柏杨:当我写那篇文章时,我还没有看到金庸的作品,因为那时他的小说还不能进入台湾(笑声)。我觉得看过金庸的武侠之后,别的武侠都不能看了。我看过王度庐、不肖生……很多武侠,但看了金庸的之后,别的都比下去。金庸的文字水准、意境水准,都非常够,尤其他的武侠小说在海外流行,意义更大。因为普通人看正式的文学作品很吃力,武侠小说无形之中,使人受到感染,使中文得到普及。他确实写得不错,我很佩服他,他用这样的笔法写出来,的确是空前的。我在坐牢时买了很多算命的书,因为十二年后出来,时局都变了,我可能没办法谋生,我预备在街上摆卦摊(笑声、掌声)。我研读了一年多,后来有人告诉我,政治犯不准当算命先生,我就没有再研究了。谈到命运,我自己是相信命运的,年轻的朋友大概不相信命运,我年轻时也不相信。
听众R:您赞成简体字,又赞成罗马拼音……
柏杨:不是罗马拼音,而是汉语拼音。因为你的说法涉及到……
听众R:您提到金庸武侠,赞成他的词句优点,这是不是关系到字形的优点,或者仅是读音的优点?如果简化,甚至只剩下汉语拼音,那么字形优点和词藻优点是不是只能靠音的优点存在?
柏杨:我想你把音变成形之后,“形”、“音”、“义”,仍会结合一起,密不可分。中国人看到“笑”字觉得在笑,可是美国人看到laugh也会觉得在笑,人赋给“形”什么意义,它就有什么意义。人看到花固可觉得她在笑,也可觉得她在哭。改变后,字和义会重新结合。
听众R:那需要多久时间才能重新结合?
柏杨:顶多一个礼拜(听众大笑)。我的意思是说拼音很容易,一个礼拜就会了。方块字搞十年也搞不通。

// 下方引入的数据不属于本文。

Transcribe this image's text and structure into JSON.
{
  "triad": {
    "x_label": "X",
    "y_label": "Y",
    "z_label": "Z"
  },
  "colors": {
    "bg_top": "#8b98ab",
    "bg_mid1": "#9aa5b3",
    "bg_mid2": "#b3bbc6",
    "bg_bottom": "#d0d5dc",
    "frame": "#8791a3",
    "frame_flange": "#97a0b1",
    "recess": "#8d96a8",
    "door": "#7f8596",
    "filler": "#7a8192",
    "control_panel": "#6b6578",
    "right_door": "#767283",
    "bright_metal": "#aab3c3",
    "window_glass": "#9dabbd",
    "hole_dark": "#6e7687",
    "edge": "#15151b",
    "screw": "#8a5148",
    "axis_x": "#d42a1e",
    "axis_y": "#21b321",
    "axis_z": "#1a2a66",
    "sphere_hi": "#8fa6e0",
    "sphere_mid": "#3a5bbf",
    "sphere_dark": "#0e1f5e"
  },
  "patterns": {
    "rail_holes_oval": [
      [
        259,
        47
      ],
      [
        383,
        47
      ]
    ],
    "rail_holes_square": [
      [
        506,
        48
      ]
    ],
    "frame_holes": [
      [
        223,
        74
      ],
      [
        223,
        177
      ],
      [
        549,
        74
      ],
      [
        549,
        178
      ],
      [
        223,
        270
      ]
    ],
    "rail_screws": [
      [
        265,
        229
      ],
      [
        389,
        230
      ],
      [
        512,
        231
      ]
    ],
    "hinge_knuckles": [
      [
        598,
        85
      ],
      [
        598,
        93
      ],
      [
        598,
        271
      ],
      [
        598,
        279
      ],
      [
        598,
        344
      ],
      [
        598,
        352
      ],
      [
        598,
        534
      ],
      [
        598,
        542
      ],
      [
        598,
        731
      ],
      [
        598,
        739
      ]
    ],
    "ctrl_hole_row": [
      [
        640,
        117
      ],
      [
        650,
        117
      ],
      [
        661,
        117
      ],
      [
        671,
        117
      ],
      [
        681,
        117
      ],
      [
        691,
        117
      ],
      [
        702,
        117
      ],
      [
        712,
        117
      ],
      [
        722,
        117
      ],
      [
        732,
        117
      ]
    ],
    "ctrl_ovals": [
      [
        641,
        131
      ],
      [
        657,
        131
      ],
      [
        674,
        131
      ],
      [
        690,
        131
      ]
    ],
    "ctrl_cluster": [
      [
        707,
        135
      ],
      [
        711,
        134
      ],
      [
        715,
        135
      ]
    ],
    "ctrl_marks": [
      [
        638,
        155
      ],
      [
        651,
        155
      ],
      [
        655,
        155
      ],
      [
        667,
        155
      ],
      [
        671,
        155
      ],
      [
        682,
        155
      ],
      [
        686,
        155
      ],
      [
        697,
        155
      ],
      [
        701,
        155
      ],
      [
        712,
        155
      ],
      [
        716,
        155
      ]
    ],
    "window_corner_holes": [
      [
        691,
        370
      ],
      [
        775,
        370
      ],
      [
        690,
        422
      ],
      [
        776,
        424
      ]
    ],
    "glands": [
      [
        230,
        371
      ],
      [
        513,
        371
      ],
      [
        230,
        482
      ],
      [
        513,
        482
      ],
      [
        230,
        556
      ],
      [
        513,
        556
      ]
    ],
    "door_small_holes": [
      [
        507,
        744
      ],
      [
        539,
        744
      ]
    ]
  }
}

听众S:我觉得今天最开心的是能够在国外看到您,在那么多年的牢狱之后。我有一个小小的问题请教,您怎么能在经过那么多苦难之后,有今天这样的心情出现在大家面前,您是基于什么样的心情,把这些苦难摆平?这是我希望自己学到的,能不能请您讲一点?